Gli anziani superano la diffidenza verso la tecnologia
Uno dei dati più interessanti che emerge dallo studio di Deloitte è l’effetto che la pandemia ha avuto sulla popolazione anziana. Per la prima volta nella propria vita, ben il 44% dei pensionati europei ha realizzato che le innovazioni digitali non sono così difficili da utilizzare. Un dato che raggiunge picchi significativi in Grecia (64%) e Italia (59%), dove la quota di popolazione anziana è molto rilevante. Costretti all’isolamento e spaventati dal contagio, le persone più anziane per la prima volta hanno superato la propria diffidenza nell’utilizzo della tecnologia, utilizzando app e servizi digitali come la telemedicina, lo shopping on-line e gli strumenti per comunicare a distanza con i propri cari.
Limiti dell’innovazione: non tutto può diventare virtuale
L’emergenza sanitaria ha anche messo in luce anche alcune lacune infrastrutturali che ostacolano il corretto funzionamento delle tecnologie a disposizione. Ad esempio, circa 2 rispondenti su 5 denunciano la difficoltà ad accedere ai servizi scolastici erogati tramite piattaforme di e-learning così come la mancanza di condivisione di dati sanitari tra strutture. Ma, al di là dei limiti infrastrutturali, ciò che emerge è che il processo di digitalizzazione non consideri abbastanza l’aspetto umano. A pensarla così il 36% degli italiani, in linea con la media europea del 38%. Ma ci sono paesi dove il problema è ancor più sentito, come la Francia, dove quasi la metà dei rispondenti (46%) lamentano tale carenza.
Alla base di questa percezione diffusa c’è il fatto che la dimensione digitale e quella fisica non sono sufficientemente integrate: da qui nasce la perdita di efficacia dell’innovazione. Ad esempio, chi durante il lockdown ha lavorato soltanto in smart working ha espresso in percentuale maggiore l’esigenza di contatto umano (55%) rispetto a chi ha lavorato in presenza o in modalità ibrida (50%). Per il futuro, quindi, si prevede che le soluzioni innovative più efficace e funzionali saranno costituite da un mix integrato di fisico e digitale.

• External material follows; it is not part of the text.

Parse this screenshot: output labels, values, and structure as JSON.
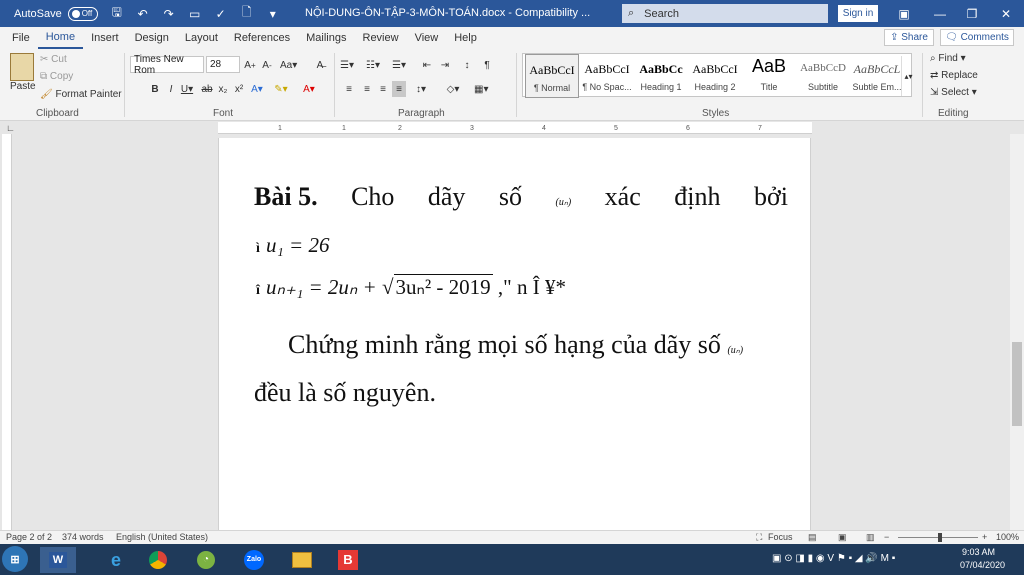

Effetti collaterali della tecnologia incontrollata: il rischio infodemia
Infine, tra gli effetti collaterali dell’uso massiccio e incontrollato della tecnologia sperimentato per la prima volta durante la pandemia da Covid-19, c’è anche l’infodemia, ovvero quel fenomeno che l’Organizzazione mondiale della Sanità (Oms) ha definito come «quell’abbondanza di informazioni, alcune accurate e altre no, che rendono difficile per le persone trovare fonti affidabili quando ne hanno bisogno». Neologismo coniato nel 2020, la parola infodemia deriva dall’inglese infodemic, a sua volta composto dai termini information ed epidemic. Una parola che fa riflettere sul potenziale uso eccessivo e sbagliato della tecnologia e i dirompenti effetti sociali, economici e politici che esso potrebbe suscitare.